Canada's unemployment rate falls for first time since recession

Discussion in 'Economics' started by Kassz007, Oct 9, 2009.

  1. Good news. But Canadian interest rates are way too low. Housing could easily bubble this year, if it hasn't already. 20-50% appreciation across non-oil patch markets in 8 years, is disconcerting. Consumer credit grew some ~50 Billion. Bullish for short-term demand. But it can't last.
  2. Canadians can't raise interest rates, due to dollar weakness. Canadians favor a weaker currency.
  3. I beg to differ. If the unemployment trend can continue to improve, mortgages will still be paid off which will keep the excess inventory down. We saw depreciation this year, albeit slight. Banks are much smarter with regards to who they give mortgages to up here.
  4. Indeed. We need the Fed to raise first. I suspect BOC will raise at the same time and in the same proportion.
  5. Which is why its troubling. Canada has tied its fate to America, and by proxy, China.

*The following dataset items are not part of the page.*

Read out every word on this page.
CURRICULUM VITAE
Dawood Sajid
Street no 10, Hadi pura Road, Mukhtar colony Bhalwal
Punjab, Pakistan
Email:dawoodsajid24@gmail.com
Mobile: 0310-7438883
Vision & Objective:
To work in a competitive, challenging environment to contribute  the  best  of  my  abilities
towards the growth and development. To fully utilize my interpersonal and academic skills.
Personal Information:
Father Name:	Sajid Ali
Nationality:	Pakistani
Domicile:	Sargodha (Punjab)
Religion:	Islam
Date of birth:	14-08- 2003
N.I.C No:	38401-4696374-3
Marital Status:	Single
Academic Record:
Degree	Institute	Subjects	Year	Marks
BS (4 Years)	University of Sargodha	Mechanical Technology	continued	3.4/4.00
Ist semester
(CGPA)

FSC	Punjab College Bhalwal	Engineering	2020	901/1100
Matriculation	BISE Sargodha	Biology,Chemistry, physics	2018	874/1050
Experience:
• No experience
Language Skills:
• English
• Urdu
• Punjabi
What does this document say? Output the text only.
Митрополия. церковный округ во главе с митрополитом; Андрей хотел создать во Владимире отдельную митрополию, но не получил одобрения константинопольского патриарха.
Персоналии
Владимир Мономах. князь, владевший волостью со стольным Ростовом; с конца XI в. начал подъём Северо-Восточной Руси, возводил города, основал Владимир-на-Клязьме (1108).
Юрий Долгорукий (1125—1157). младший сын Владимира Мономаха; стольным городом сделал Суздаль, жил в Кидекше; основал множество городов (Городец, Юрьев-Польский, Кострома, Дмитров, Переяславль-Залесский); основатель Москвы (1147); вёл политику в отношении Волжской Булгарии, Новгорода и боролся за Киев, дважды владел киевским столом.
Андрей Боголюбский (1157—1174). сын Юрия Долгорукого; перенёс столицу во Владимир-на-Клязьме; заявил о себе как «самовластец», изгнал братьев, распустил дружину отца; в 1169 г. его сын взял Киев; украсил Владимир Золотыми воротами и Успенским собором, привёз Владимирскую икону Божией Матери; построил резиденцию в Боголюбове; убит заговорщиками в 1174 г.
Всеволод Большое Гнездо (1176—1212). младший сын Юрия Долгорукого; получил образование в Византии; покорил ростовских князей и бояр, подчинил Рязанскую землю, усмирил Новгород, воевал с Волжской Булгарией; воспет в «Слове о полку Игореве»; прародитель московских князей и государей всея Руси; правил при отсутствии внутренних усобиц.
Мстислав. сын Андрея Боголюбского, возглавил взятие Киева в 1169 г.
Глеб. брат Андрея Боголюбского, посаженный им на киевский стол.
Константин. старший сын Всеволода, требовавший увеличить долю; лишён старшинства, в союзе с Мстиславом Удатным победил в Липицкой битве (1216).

    Rate hikes are unlikely. So we'll import American inflation - and future bubbles - by printing.
  6. A lot of central banks are in that position, could you imagine the dollar destruction with the ECB raising rates before the US.
  7. We either get big inflation or a housing crash.

    Sure housing and consumer credit are doing great - at 0.25% interest rates! What happens to demand when BAC raises 2 or 300 basis points? Cost of carry will go up 50%, for most buyers. Yea, lending standards are better. Homes are still overvalued.

    If we don't raise, gas will go back to 1.50$. Catch 22. Between a rock and hard place. Just like the FED.
  8. This is why new free trade deals like the one signed with the EU this year are so important. The process has begun to diversify away from the USA but the quicker it happens the better.
  9. Yep. Everyone is waiting on the Fed (except Australia apparently).